Ну и что будет, если я возьму монету? Если Никодимус останется верен своему слову, я по меньшей мере сохраню жизнь, чтобы назавтра снова сражаться. Я нисколько не сомневался, что Никодимус убьет меня, как убил уже Гастона Лароша, Франческу Гарсиа и того бедолагу, что попал в руки Баттерсу. Остановить его не могло ничто, и со всей этой водой, что продолжала литься на меня, я не уверен был даже, что мое смертное проклятие подействует на все сто процентов.

И еще я никак не мог отделаться от мысли, каково это будет – истекать кровью до смерти под этой ледяной водой. Горячая, жгучая боль в горле… Головокружение и холод… Слабость, сменяющаяся теплом, которое в свою очередь сменится идеальной, бесконечной тьмой. Смерть.

Боже, спаси и сохрани – я не хотел умирать.

Но я видел того несчастного ублюдка, которого поработил и свел с ума Урсиэль. Его страдания были хуже смерти. И ведь велик был шанс того, что стоит мне принять монету – и демон, которого я приму вместе с ней, совратит или подкупит меня, превратив в такую же тварь. Я не святой. Мягко говоря, я даже не такой уж и праведник. У меня случались темные помыслы. Они завораживали меня. Они привлекали меня. И не раз и не два я поддавался им.

Вот она, слабость, которую сможет использовать в своих целях демон в древней монете. Я уязвим перед искушением. Демон, Падший, не упустит своего. На то они и Падшие, чтобы заниматься этим.

Я принял решение.

Никодимус внимательно смотрел на меня; его рука с ножом не шевелилась.

– Не введи нас во искушение, – произнес я. – Но избавь от лукавого. Так ведь?

Дейрдре облизнулась. Громила закрыл шкатулку и отступил от меня.

– Вы уверены, Дрезден? – негромко произнес Никодимус. – Это ваш самый последний шанс.

Я слегка обвис на веревках. Смысла в браваде больше не было никакого. Я сделал выбор – вот и все.

– Уверен. Греби от меня, Ник.

Мгновение Никодимус бесстрастно смотрел на меня. Потом встал, держа нож в руке.

– Ну что ж, – сказал он. – Пожалуй, я позавтракал.

Глава двадцать вторая

Никодимус приближался ко мне с почти отсутствующим, рассеянным видом.
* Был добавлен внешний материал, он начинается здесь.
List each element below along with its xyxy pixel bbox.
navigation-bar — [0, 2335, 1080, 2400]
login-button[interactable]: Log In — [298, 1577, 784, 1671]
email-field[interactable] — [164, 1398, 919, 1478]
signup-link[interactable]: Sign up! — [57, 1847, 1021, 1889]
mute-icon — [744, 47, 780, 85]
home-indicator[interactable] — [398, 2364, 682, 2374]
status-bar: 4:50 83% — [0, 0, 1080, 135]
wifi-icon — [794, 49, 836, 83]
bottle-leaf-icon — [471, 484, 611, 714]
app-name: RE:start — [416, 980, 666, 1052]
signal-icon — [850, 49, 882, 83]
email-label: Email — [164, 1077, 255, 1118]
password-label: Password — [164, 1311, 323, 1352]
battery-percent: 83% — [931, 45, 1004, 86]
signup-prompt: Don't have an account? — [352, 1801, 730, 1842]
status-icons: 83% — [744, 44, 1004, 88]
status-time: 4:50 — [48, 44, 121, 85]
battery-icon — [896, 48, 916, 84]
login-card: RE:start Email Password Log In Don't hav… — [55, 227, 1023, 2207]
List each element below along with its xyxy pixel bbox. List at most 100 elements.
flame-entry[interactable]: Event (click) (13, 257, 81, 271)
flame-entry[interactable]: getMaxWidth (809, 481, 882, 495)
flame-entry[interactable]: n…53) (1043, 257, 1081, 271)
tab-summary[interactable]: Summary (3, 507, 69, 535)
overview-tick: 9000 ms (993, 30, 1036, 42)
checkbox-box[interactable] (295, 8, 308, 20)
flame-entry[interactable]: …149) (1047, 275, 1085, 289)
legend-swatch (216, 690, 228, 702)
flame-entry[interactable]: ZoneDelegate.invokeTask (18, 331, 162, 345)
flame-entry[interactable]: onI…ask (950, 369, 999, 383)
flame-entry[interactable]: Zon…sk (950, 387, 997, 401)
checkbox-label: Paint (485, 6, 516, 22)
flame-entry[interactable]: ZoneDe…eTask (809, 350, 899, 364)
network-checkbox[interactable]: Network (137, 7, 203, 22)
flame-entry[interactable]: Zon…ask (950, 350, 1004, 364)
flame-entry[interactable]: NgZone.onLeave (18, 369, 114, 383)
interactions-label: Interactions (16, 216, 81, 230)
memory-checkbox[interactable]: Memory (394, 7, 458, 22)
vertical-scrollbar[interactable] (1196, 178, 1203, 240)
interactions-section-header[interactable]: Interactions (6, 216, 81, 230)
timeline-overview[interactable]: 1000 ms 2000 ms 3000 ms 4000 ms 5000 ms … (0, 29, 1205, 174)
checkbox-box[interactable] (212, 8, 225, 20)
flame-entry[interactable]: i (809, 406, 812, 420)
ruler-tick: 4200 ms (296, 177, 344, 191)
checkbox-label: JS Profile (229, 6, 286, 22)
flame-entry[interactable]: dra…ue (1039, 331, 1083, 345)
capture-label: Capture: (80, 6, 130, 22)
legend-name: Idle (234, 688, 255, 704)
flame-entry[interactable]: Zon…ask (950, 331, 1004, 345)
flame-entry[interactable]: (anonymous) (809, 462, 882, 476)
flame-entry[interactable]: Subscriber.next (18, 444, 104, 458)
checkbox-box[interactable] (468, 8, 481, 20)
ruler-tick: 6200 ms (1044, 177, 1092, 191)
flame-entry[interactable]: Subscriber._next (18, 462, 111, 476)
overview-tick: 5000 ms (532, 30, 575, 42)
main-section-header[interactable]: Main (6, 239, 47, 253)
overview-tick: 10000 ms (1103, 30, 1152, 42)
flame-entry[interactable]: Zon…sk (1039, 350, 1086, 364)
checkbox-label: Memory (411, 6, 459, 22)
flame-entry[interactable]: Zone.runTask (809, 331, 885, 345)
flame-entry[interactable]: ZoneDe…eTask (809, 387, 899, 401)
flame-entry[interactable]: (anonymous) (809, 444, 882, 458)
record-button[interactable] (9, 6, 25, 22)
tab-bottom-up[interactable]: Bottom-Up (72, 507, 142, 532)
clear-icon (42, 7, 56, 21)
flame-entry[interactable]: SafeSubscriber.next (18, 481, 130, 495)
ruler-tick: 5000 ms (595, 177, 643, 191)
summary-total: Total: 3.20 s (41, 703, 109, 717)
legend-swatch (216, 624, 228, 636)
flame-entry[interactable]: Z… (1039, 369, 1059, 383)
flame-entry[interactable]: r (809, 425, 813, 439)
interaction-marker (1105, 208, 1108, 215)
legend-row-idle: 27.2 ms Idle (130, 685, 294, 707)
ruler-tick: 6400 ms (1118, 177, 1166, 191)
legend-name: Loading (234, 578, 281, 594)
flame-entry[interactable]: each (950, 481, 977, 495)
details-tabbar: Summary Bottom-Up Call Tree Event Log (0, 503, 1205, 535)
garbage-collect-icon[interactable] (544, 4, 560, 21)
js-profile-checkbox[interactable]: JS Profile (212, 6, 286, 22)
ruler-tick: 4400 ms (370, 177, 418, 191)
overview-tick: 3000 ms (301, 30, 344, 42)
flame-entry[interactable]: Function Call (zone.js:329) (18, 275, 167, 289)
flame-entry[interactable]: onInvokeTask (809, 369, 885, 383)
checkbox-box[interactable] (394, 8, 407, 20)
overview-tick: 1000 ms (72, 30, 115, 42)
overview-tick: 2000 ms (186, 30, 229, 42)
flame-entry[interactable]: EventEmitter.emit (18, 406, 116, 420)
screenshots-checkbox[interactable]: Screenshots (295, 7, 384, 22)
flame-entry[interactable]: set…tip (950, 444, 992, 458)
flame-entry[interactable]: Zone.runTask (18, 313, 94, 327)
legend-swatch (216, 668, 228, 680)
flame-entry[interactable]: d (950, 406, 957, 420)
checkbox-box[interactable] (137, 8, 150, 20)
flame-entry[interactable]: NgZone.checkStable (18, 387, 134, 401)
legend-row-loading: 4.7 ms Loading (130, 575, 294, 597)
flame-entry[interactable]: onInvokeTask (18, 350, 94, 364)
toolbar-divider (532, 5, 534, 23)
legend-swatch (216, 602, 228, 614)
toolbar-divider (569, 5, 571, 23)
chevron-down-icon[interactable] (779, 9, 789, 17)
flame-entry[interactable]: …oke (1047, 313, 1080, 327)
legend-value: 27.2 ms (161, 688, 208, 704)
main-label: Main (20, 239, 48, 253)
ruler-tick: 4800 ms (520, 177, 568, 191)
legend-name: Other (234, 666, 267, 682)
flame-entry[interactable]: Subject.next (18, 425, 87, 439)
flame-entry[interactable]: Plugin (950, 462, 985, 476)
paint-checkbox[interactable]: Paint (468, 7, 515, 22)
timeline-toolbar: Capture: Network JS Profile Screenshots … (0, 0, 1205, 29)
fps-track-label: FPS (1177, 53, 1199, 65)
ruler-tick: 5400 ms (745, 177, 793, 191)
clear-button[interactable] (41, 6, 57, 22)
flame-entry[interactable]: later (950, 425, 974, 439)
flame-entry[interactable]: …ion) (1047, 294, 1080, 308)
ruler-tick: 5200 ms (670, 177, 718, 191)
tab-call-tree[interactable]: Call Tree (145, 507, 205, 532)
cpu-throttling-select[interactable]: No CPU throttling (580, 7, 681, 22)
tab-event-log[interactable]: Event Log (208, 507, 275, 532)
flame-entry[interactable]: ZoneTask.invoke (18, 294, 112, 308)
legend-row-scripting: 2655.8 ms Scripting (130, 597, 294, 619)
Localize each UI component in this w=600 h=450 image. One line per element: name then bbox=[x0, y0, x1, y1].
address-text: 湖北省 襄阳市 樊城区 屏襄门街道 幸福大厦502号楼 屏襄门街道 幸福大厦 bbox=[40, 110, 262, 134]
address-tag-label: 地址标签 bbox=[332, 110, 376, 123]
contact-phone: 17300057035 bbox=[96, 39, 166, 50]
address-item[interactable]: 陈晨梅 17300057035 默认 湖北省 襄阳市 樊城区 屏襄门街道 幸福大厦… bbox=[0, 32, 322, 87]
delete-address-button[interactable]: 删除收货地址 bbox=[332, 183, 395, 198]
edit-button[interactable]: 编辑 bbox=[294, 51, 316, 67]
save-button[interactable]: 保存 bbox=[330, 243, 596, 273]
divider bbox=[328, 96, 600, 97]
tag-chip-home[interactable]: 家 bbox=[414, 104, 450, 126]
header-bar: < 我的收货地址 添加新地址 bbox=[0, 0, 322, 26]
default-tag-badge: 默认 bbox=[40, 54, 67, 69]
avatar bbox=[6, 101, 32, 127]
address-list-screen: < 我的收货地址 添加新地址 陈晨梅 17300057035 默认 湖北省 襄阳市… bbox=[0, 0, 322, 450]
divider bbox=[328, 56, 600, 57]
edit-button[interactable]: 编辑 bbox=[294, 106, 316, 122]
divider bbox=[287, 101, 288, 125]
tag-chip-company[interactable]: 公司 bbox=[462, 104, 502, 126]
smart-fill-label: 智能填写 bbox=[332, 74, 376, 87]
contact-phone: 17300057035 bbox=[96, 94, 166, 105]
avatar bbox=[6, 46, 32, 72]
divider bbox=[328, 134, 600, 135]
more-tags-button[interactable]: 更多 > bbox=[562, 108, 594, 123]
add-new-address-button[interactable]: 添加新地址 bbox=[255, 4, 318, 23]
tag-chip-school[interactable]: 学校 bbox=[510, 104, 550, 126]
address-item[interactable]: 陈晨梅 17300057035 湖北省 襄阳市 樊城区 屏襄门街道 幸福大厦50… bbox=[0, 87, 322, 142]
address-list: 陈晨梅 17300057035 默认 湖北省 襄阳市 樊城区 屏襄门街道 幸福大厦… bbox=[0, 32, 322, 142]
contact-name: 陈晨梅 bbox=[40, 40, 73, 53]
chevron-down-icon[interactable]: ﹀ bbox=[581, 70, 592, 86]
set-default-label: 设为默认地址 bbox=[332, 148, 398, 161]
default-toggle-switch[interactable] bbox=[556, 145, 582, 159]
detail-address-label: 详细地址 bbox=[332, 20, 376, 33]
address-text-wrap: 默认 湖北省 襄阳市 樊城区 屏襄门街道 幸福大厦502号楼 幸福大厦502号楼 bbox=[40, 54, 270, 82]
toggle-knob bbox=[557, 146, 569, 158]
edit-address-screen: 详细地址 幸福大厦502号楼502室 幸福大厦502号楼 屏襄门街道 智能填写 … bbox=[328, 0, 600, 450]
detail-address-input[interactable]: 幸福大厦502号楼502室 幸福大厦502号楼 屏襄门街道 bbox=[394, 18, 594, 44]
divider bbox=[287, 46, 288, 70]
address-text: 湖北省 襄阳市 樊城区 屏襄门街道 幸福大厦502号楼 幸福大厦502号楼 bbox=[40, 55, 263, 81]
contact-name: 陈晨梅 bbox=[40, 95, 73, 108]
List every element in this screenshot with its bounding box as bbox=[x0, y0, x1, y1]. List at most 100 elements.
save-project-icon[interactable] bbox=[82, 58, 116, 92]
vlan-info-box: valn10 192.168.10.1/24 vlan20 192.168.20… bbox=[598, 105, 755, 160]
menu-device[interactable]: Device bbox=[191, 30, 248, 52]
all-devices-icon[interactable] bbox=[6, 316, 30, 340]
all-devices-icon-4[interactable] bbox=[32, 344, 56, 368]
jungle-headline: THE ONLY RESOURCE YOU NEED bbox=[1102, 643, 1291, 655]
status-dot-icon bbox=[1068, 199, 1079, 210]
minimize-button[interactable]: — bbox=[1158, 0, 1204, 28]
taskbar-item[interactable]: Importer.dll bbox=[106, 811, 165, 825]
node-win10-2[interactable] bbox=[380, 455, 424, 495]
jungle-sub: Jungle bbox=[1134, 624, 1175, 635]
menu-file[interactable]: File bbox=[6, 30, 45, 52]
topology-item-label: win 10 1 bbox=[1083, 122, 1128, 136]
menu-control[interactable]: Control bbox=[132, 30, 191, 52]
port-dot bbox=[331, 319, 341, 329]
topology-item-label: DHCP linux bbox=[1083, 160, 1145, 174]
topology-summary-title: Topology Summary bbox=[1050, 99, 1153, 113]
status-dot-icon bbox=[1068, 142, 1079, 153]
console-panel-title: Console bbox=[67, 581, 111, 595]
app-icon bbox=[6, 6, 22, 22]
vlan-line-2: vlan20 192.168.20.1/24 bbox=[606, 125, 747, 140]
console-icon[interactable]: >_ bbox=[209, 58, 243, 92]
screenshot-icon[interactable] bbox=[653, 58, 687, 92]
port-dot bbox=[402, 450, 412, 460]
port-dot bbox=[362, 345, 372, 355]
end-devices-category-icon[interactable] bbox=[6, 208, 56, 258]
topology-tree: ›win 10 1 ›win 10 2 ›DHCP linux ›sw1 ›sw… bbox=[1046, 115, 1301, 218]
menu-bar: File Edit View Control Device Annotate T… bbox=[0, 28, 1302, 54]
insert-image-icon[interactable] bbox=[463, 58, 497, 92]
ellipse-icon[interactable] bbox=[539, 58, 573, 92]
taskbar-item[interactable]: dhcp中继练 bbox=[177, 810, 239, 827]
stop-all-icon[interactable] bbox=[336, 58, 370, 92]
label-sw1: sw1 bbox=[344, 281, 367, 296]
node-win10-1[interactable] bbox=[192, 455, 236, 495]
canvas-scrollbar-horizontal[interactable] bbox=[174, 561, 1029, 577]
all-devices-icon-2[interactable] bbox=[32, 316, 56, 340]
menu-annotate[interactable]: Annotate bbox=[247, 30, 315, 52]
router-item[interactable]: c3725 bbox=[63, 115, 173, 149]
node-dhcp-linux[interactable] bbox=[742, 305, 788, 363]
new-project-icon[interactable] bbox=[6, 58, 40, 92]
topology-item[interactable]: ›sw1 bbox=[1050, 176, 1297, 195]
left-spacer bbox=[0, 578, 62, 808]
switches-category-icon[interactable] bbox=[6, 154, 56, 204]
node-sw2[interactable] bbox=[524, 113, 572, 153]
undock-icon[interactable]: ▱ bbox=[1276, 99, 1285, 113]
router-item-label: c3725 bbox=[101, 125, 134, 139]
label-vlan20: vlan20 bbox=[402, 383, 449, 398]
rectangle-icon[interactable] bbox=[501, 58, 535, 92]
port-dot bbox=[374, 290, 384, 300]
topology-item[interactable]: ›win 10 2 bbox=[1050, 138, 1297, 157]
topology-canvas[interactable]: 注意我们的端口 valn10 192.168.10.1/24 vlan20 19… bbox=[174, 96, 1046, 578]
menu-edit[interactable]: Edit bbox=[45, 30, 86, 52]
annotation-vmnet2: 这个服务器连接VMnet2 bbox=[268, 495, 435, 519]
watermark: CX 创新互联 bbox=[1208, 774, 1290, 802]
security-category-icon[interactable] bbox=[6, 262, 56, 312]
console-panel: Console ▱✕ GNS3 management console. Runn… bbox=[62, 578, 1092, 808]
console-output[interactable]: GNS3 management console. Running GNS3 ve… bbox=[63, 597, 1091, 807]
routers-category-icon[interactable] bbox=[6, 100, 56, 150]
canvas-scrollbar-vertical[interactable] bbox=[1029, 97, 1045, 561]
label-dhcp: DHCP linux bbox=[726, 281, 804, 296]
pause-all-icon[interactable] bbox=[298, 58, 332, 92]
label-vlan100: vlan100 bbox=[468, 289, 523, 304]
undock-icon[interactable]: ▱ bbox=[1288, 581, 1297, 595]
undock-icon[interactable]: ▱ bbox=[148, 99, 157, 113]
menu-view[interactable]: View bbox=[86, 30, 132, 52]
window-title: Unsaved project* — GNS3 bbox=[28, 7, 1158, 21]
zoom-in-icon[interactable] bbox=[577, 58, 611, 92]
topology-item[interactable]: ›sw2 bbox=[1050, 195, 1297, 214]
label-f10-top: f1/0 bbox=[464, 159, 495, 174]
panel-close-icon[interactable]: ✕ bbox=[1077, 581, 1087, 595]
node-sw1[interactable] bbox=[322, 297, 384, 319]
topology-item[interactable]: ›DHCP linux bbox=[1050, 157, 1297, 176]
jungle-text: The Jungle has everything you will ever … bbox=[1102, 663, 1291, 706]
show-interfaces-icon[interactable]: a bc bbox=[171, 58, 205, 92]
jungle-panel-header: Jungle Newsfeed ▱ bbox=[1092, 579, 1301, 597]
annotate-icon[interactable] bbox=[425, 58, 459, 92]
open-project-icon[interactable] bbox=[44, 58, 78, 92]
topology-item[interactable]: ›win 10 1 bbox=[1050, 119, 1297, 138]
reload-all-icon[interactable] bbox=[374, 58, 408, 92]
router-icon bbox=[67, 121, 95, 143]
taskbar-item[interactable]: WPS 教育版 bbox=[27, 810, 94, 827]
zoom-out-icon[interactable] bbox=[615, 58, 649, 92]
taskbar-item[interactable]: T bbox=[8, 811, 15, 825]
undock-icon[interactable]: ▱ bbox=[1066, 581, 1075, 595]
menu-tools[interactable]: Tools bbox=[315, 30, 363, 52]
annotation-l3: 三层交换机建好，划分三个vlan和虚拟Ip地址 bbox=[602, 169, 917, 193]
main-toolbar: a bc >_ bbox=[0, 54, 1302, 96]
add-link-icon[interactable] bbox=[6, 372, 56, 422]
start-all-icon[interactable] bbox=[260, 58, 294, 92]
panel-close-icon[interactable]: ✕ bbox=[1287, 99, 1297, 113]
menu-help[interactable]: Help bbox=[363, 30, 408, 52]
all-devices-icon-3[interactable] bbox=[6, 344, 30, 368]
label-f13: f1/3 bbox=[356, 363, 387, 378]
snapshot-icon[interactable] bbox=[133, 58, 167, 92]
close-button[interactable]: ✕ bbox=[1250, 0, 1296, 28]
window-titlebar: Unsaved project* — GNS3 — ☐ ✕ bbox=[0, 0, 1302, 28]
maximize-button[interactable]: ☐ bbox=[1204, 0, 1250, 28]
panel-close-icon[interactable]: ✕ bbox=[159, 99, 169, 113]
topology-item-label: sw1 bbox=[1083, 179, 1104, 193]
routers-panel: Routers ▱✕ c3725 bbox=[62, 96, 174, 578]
Холодея, я вдруг сообразил, что он все распланировал на день вперед. Для Никодимуса я больше не был живой личностью. Я был пунктом повестки дня, строчкой в ежедневнике. Вряд ли чувства, с которыми он собирался перерезать мне горло, отличались от тех, что он испытывал бы, выписывая чек.

Когда он приблизился на расстояние вытянутой руки, я не смог удержаться от попыток отодвинуться. Я забился в веревках в отчаянной надежде, что хоть одна из них порвется и даст мне возможность сражаться, бежать, жить… Веревки не рвались. Я не освободился. Никодимус терпеливо ждал, пока я выбьюсь из сил.

Потом взял меня за волосы и запрокинул голову назад и чуть вправо. Я пытался помешать ему, но веревки и усталость свели все попытки на нет.

– Не дергайтесь, – сказал он. – Я сделаю все чисто.

– Разве тебе не нужна чаша, папа? – спросила Дейрдре. Никодимус раздраженно поморщился.

– Что это у меня с головой сегодня? – недовольно буркнул он. – Эй, человек! Принеси ее мне!

Седой слуга открыл дверь и вышел.

Мгновение спустя послышался звук, похожий на захлебывающийся вздох, слуга спиной вперед влетел обратно в дверь, плюхнулся на пол и остался лежать в позе эмбриона.

Никодимус со вздохом оглянулся:

– Помехи… Ну, что еще там?

Когда Анна Вальмон разряжала в Никодимуса свой пистолет, он воспринимал все это со скучающим видом. Когда я впечатал его в гостиничную перегородку, оставив в ней пробоину с очертаниями его тела, у него даже волосы не растрепались. Однако увидев лежавшего на полу перед открытой дверью слугу, Никодимус побледнел, глаза его округлились, и он, сделав два быстрых шага мне за спину, приставил нож к моему горлу. Даже тень его дернулась и отползла подальше от двери.